For their 40th anniversary, Starbucks decided to remove their name from their logo and simply stick with their siren symbol. Ultimately, this is what every brand should someday be able to accomplish with a symbol as a logo. A common misconception is that a logo should be able to tell a customer exactly what the company does or provides by looking at their logo. This is not necessarily true.
While a logo does represent a business and the people who work within it, it doesn’t tell the full story. A logo is shaped by branding. Yes, they are not the same. A logo is just a small part of a brand. A brand encompasses all messages, promotions, actions, products etc. that a particular business releases to the public.
Why the uproar?
It seems many people are in an uproar about Starbucks recent rebranding fiasco. But, like other highly successful and well-known brands such as Apple & Nike, they don’t need to have their name integrated with their logo. If you came across the siren on a cup in the very well known Starbucks green, you would immediately know that it is Starbucks coffee. Their color palettes, design style & graphics used on their packaging are also a big part of Starbucks branding success. It isn’t just about the logo.

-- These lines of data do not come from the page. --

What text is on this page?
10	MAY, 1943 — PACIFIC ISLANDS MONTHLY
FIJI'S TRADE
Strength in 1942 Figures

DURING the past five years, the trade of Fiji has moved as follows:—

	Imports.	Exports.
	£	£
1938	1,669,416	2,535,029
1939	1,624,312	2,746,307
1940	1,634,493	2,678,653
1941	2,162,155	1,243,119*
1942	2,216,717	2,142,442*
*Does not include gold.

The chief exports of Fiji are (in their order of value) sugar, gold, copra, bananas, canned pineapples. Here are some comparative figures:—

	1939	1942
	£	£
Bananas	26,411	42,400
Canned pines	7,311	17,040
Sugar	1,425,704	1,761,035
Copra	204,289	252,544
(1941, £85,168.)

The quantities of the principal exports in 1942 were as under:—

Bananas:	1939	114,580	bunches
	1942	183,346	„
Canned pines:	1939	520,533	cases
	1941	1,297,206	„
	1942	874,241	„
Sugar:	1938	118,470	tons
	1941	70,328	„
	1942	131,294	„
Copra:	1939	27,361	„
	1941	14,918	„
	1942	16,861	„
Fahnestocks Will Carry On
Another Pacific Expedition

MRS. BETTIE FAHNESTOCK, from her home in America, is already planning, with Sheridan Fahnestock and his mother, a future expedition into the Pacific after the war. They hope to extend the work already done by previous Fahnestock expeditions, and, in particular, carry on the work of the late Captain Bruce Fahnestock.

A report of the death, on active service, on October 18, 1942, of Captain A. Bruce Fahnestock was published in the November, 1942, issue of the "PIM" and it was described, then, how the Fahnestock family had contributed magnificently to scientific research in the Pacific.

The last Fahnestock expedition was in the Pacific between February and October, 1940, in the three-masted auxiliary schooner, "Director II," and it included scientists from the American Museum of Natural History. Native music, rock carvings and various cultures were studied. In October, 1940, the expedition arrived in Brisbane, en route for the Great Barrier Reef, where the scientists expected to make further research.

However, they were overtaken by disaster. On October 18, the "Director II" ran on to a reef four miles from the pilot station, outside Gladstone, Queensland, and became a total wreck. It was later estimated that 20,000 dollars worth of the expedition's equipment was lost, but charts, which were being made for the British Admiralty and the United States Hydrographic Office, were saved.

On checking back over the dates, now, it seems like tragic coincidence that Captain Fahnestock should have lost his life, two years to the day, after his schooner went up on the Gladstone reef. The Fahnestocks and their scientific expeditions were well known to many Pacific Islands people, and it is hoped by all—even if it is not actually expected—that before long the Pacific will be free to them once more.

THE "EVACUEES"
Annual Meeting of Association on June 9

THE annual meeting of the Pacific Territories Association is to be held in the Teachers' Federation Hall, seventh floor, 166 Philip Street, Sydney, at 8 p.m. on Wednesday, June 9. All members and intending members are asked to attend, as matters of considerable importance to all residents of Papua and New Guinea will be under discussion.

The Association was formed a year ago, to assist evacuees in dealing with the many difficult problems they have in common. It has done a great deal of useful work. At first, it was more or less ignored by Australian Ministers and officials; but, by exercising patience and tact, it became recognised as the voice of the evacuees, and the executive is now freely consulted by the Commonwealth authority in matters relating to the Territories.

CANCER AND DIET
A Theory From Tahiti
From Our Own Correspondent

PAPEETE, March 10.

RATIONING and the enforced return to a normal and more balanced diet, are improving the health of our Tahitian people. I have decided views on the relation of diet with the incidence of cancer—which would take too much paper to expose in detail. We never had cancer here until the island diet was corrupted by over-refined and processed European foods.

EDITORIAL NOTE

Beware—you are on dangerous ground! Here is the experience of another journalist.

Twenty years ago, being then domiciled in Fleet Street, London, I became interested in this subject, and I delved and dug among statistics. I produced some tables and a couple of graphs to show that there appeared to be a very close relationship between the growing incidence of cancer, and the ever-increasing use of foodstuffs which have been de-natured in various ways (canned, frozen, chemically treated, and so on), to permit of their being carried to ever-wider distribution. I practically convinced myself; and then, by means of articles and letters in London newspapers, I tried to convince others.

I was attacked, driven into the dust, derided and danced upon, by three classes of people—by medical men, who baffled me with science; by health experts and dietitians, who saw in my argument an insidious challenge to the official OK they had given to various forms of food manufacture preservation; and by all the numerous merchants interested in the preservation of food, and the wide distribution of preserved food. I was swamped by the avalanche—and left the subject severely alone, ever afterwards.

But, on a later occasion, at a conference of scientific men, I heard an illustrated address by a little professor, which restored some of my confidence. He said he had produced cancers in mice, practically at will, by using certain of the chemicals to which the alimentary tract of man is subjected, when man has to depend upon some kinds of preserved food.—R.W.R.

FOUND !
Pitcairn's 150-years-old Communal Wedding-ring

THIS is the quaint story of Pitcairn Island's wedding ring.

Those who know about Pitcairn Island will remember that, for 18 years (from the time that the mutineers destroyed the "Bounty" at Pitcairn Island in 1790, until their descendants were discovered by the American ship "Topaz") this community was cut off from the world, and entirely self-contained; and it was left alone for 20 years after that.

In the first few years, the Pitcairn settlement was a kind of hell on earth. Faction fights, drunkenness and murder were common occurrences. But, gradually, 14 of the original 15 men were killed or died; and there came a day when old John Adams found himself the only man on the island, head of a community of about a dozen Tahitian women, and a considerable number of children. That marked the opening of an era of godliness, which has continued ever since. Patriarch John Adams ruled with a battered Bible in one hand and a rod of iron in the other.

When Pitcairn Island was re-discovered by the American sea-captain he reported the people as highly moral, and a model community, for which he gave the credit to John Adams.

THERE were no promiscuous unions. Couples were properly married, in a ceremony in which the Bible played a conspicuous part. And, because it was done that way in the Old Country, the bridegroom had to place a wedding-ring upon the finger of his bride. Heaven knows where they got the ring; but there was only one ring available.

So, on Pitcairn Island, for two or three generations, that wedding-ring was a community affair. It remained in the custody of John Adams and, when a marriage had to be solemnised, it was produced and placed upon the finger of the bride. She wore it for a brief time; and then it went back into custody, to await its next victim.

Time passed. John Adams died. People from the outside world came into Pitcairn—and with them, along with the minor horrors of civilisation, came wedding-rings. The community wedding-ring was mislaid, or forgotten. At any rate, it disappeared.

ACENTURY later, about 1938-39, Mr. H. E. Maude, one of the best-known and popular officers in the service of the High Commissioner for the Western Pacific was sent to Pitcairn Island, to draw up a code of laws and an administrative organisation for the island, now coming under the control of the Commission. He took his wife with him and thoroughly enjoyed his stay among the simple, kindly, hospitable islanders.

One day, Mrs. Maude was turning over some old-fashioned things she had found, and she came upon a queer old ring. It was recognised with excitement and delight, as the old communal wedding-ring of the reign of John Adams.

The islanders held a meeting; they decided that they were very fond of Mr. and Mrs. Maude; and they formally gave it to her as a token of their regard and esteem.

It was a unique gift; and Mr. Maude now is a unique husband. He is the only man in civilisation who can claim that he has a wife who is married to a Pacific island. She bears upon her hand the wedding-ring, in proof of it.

Dana Kohlbeck, of the Post Crescent writes,
Starbucks indicated its expansion into China, which has a low English-speaking population, was a key decision in removing the words from the logo.
With this in mind, I think their decision to rebrand, or in a sense, “simplify” their branding was an excellent move. Not only are they receiving tons of free publicity, they are allowing their logo to resonate across language barriers. No matter what country you are in, Starbucks will remain the name of the company, and the logo will look exactly the same too. I think it is a smart move. You can read Kohlbeck’s full column on the matter: Starbucks’ new logo sparks re-branding discussion In this video, Starbucks Chairman, President and CEO talks about their new logo
What is the Purpose of Rebranding?
There are many reasons why a company should rebrand their business. It could be a company split or merger that might lend itself to a rebrand. Restructuring of a business usually involves new hires and fires and taking a step back to examine business principals, goals and objectives. Maybe the current brand doesn’t properly represent the new ideals.
Another reason a business might consider rebranding is if the ideals it once assumed to be true are no longer true anymore. Time can change many things about a business.
Look at the Great Value brand for example. I used to think of Great Value as a “Walmart brand” that probably didn’t taste as good or offer the benefits that a product like Dole or Kemps might offer me. After their rebrand just a couple of years ago, Great Value challenged by perception of their products. I was intrigued by their clean and updated packaging. To me it symbolized a higher quality product. It didn’t look old and outdated and cheap. Although the price points remained the same, I gave their product line a try. To my surprise I didn’t notice much of a difference.
In Great Value’s case, rebranding allowed them to change the way potential customers perceived them.
To read more about Great Value, visit Walmart’s Revamped Great Value Brand Delivers Affordable, Quality Choices When Consumers Need Them Most
Recently, Gap released a new logo that didn’t quite resonate well with their customers. After a drop in stock value and an outraged public, they decided to return to their old logo. What did they do wrong? Well, in the example of Starbucks, they didn’t actually change their logo so drastically as to redesign the siren or change their font. They didn’t decide to switch to blue and brown instead of green. What Starbucks did was evolve their brand by simplification.
Gap has been around too long to suddenly drop their successful, high quality branding positioning. It’s almost as if the direction they took degraded their brand. As if Great Value were to revert back to their old packaging. When redesigning a logo, it’s important to keep the roots that allow the brand to be recognized, especially when the brand is as popular and historic as the Gap. Why destroy what took decades to build? I think Gap’s reasons for redesigning stem from the fact that financially they haven’t been doing so hot. It certainly got them publicity, but not the type of publicity they were hoping for.
Lesson learned: There is more to rebranding than redesigning a logo.